3. Map insights onto the user journey

 

 

Users don’t always know why they are mesmerized by a product, but they do know how they react when they see it.

They don’t always know why they feel the way they feel, but they usually know how they feel by reacting and responding to your product.  

Use the interactions to translate the unconscious processes into actions by putting them on a user journey map. 

 

.  .  . 

 

4. Fine-tune user benefits

 

 

Users won’t be bothered by your product unless it can benefit them in one of three overarching ways:

 

- Solve a problem.

- Address a need.

- Do something to make them feel better.

 

Even with a fully ready product that is currently on the market or about to hit the stores, when you develop customer journey maps, it’s worth delving into what customers really want.

How can you get to those core needs?

Create multiple touchpoints on the user journey map. Keep it alive all the way through the design process, in the beginning, and when developing finer functionalities.

To see how a user interacts with a product and find out more about the multiple touchpoints, put yourself into their shoes.

Dig deep into the user persona to understand their pains, motivation, and goals.

 

"Get closer than ever to your customers. So close that you tell them what they need well before they realize it themselves."

- Steve Jobs

 

The questions you can ask about your users’ experiences during their journey are literally endless. Each question can provide an insight that you can use to further advance your business goals by linking it with a user need.

Of course, you cannot endlessly explore and ask questions.

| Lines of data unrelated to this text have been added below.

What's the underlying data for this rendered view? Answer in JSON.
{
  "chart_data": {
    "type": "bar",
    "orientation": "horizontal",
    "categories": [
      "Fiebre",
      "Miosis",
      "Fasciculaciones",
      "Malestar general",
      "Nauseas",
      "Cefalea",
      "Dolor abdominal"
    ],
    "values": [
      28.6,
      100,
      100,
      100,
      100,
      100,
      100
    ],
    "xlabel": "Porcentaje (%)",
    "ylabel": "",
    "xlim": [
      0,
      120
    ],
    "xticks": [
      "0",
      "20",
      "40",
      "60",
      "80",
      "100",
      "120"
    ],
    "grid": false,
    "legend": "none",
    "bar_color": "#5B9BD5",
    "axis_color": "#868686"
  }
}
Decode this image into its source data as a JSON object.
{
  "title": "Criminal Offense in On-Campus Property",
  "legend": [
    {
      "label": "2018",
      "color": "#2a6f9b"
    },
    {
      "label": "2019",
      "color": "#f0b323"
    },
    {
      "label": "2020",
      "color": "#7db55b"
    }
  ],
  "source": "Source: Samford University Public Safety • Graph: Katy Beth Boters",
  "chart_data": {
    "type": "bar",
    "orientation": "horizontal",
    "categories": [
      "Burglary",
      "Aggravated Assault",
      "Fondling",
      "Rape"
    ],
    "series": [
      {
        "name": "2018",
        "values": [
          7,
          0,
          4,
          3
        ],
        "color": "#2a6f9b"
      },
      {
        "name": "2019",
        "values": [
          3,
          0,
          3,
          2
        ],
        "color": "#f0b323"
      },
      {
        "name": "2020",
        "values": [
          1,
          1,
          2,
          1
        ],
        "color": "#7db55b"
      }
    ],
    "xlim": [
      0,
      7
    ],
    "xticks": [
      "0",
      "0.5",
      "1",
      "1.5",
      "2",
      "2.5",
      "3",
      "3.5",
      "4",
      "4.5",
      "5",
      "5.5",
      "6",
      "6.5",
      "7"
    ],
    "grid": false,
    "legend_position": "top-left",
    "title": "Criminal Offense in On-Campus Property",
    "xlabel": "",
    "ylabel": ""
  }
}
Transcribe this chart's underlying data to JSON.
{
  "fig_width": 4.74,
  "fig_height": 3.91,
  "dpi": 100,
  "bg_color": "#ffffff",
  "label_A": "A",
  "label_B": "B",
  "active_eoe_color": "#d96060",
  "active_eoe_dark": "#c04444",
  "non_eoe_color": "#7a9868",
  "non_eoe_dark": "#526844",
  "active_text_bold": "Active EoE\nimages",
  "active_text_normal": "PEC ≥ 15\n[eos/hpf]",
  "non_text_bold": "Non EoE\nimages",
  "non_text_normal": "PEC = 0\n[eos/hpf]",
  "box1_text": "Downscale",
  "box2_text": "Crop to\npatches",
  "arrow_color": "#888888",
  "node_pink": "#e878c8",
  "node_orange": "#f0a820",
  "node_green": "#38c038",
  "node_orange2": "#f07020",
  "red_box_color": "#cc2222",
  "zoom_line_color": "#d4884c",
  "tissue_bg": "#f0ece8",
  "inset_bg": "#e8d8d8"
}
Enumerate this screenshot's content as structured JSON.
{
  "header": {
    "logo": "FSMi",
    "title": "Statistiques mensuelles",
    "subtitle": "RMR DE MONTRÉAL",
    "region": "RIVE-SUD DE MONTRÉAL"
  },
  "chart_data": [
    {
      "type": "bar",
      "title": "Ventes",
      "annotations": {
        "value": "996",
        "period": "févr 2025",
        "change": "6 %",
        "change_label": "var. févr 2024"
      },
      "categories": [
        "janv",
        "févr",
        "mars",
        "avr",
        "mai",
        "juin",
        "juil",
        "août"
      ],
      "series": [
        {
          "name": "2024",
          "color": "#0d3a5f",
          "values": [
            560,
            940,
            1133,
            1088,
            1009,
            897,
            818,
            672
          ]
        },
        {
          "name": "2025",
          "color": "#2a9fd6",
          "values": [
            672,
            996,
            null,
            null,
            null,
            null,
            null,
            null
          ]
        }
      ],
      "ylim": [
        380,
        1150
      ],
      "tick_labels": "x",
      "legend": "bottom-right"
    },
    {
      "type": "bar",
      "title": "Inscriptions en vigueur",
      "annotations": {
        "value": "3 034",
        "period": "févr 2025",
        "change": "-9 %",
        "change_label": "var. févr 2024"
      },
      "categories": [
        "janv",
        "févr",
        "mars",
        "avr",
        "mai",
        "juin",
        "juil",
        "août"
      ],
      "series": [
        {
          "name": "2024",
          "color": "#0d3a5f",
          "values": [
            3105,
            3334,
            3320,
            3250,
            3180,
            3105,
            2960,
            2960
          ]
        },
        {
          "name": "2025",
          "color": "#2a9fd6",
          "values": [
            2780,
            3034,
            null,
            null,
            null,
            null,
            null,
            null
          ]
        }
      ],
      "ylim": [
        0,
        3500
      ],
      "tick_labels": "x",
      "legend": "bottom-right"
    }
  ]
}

When the time for action comes, you need to have neatly packed records and insights, which you will turn into frictionless product flow and helpful features. For that, you need technology.

 

.  .  . 

 

5. Use automation tools

 

 

The “whys” behind users’ behavior stem from the instinctive, unconscious processes. You may be more interested in the “hows” delivered as outward actions and events on your user journey map. Let technology do the work.

Behavior analytics software consists of sophisticated algorithms that can examine complex interactions between touchpoints. It produces metrics you might not have been aware of if you had been relying on exploring those relationships yourself. Doing the process manually, on pen and paper or digitally in Excel, is worthwhile but inevitably less powerful or less “intelligent” than software.

To stay on top of all that overwhelming customer behavior, make your software tools both the start and end point of the analytical process.

 

.  .  . 

 

6. Iterate

 

 

Don't underestimate the value of feedback. Feedback from software platforms or from in-app interactions, for instance, contains tons of value-packed data you can use to pierce through the “hows” and get into the “whys.”

Use these treasure banks to fine-tune your journey maps, revamp your business goals, and enhance your products.

 

.  .  . 

 

7. Don’t assume, check

 

 

Remember, your user’s perception matters more than yours. You can always analyze emotion-driven KPIs and observations behind the action.

However, you need to be focused on how the user perceives the product you think you have delivered and see if your perceptions match.

Garnering deep insights into the relationships between unconscious and deliberate action and surgically-precise user journey mapping are just a part of the solution. When such deeper insights into the product design process are supported by powerful analytics software, you won’t need to dedicate as much energy to the “whys” of user behavior. These seven steps can help you separate the wheat from the chaff of user data, as well as help you gain valuable knowledge to improve conversion and retention rates and increase your customer lifetime value.